I presume, the following FILE as immutable ? That is closer to &File, though not exactly as you explain above. But FILE is still immutable.

lazy_static! {
        pub static ref FILE: File = File::open("/tmp/testdataglobal",
                                         (O_CREAT|O_WRONLY|O_TRUNC|O_LARGEFILE) as i32,
                                         (S_IRUSR|S_IWUSR|S_IRGRP|S_IWGRP) as i32,
                                         true, 850).unwrap();

    }

But
fn write_fmt(&mut self, args: fmt::Arguments) takes a mutable reference.

so where does write!(&*FILE, "something"); change the mutability of the reference that is needed by write_fmt ? Shouldn't (&*FILE) be compatible with
fn write_fmt(&self, args: fmt::Arguments)
instead of what it actually is
fn write_fmt(&mut self, args: fmt::Arguments

Also I am reading this in lazy_static source

# Implementation details

The `Deref` implementation uses a hidden static variable that is guarded by a atomic check on each access. On stable Rust, the macro may need to allocate each static on the heap.

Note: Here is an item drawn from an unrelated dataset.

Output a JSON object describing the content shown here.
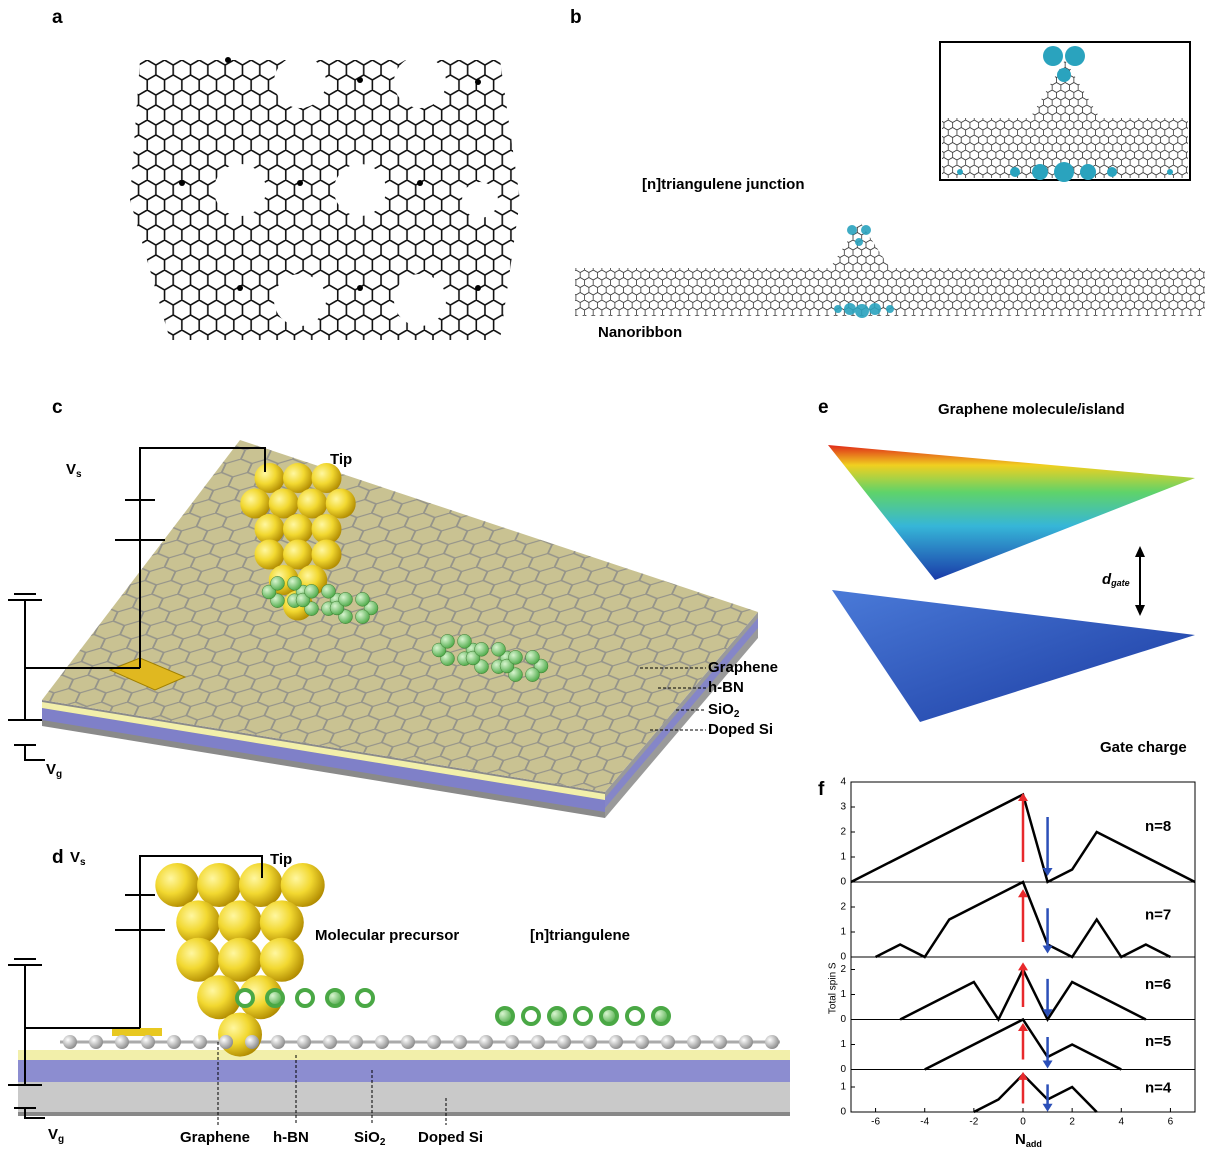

Does it mean every time we try to access the lazxy static rreference in this case FILE, is there some sort of locking happening ? that will cause performance issues in a multi threaded or even single threaded environment?

You're right, the File value is immutable here. Since we are implementing a trait for the type &File, the type of self in these methods is &mut &File (a mutable reference to an immutable reference to a File). You can rewrite the method signature as:

fn write_str(self: &mut &File, s: &str) -> fmt::Result

When you call this method like this:

(&FILE).write_str("hello")?;

you are actually creating a temporary &File reference and then passing a mutable reference to it. You could write the same code like this:

{
    let mut tmp: &File = &*FILE;
    Write::write_str(&mut tmp, "hello")?;
}

Note that write_str cannot mutate FILE, but it could mutate the temporary variable tmp to make it point to some other File. We know that your implementation of write_str does not actually do this, but even if it did, it wouldn't matter because the temporary reference goes out of scope at the end of the statement so we can never use it again.

Makes perfect sense. if you think of self as &File instead File in this case.

Any comment on this

I am reading lazy_statics have to have the Sync trait and might do locking and might be costly in a multi threaded or even a single threaded environment.
I am seeing the build times more than double with my current implementation that uses lazy static. though I am not sure if that is cause. My original C implementation did not have this much of er a performance impact for what I am doing.

Considering the above, I am thinking of using thread_local Cursor buffer to buffer the writes like you suggest in a different thread. And use a global static File Descriptor id to dump the curser buffer durecty into syscal write for that FD. Avoiding lazy_static.